Trying to improve codebases like the ones above is a futile exercise. Refactoring usually results in 80% rewriting anyway, and the end result is almost never improved by 80%. As a result, you have something very inconsistent, and the new code has a lot of trade-offs that should have been implemented in the interests of interacting with outdated code (half of which is not needed, because the legacy code that the new code needs to interact with later gets refactoring anyway). There are only two ways that can be followed ... continue to gain technical debt by cracking āfixesā and modifications, hoping the application is outdated (or you switch to another project) before it crashes under its own weight, or someone makes a business decision and risks making full correspondence. I hate both of these options, because usually it means that until something critical works or the project keeps up with the schedule, and then you spend the next three months of nights and weekends trying to get something breathable which probably should never have been alive in the first place.
So how do you decide?
- How well does existing code work? Is it reliable and relatively free from defects?
- Can people on my team understand what this code does with a reasonable degree of effort? If I bring an experienced developer, can he / she have enough knowledge of this to be productive in a reasonable amount of time?
- To do what should be simple defects, to carry out geological measurements of time in order to correct it; so much so that we cannot make real improvements or fulfill the project deadlines?
- Is such a codebase so fragile and life expectancy that the applicationās ability to adapt to future expected business needs is doubtful?
- Does the existing code meet the original functional requirements?

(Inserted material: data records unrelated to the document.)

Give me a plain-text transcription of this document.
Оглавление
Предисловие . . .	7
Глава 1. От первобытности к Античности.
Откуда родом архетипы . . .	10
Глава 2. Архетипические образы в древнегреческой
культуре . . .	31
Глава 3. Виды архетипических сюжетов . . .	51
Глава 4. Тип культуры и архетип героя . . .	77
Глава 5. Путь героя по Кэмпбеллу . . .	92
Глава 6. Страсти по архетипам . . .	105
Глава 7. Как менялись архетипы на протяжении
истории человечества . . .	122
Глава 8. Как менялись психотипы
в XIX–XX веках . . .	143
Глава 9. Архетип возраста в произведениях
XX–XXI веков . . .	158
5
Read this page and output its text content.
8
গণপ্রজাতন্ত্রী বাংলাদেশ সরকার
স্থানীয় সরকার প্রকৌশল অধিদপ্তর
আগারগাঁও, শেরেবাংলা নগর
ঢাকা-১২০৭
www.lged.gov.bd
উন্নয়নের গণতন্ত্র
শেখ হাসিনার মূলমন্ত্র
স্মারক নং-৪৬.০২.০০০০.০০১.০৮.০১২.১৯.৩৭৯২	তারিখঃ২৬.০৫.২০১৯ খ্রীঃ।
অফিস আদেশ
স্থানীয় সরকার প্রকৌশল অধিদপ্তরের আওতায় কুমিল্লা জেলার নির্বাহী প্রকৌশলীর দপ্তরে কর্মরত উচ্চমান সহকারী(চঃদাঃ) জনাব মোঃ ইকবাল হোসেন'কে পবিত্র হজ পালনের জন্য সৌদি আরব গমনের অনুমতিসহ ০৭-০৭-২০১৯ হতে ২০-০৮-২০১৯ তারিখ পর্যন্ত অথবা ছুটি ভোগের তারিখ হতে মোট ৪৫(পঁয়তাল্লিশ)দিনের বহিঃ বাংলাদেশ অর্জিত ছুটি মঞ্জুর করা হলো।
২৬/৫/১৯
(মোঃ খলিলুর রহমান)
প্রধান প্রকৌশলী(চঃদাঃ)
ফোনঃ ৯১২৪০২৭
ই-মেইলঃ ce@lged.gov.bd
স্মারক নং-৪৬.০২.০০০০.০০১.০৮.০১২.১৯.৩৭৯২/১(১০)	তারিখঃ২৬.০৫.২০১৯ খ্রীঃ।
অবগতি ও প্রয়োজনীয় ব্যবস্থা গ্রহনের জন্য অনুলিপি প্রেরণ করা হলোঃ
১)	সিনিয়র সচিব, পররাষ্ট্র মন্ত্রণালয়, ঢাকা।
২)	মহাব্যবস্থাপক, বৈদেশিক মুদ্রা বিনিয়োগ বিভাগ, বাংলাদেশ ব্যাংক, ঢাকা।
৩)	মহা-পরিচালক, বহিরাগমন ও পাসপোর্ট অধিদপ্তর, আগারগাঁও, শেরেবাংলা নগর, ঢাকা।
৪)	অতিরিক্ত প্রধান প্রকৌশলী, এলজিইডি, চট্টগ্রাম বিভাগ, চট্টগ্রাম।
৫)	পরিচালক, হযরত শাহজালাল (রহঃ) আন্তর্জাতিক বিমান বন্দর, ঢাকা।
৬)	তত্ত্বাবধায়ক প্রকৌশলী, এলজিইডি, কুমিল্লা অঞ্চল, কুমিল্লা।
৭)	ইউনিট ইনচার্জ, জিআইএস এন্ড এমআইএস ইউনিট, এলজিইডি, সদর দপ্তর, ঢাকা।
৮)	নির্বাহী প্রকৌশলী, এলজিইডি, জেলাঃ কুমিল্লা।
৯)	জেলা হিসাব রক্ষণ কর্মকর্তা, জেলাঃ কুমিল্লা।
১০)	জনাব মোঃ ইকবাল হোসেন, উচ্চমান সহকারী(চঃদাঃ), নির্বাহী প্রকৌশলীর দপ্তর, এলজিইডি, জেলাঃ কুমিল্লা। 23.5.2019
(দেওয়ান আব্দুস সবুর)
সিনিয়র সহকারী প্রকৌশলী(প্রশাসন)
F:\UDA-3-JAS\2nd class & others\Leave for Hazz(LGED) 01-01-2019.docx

- Is your organization even susceptible to investing in an application, or will someone (especially someone at a higher level in the org diagram) be referred to solve the problem?
- Can you provide a financial or risk justification supported by hard facts to make a business example for rewriting?
- If, after taking full account of the time and costs of rewriting (including the development of appropriate specifications, quality testing, stabilization after preparation and training, does it make sense to start rewriting the code (we, the developers, tend only to think in terms of coding time)?
- Do you have a choice? Is it possible that the existing code meets the requirements (because if not, rewriting huge rows will be part of the project and is considered an āimprovementā instead of rewriting)?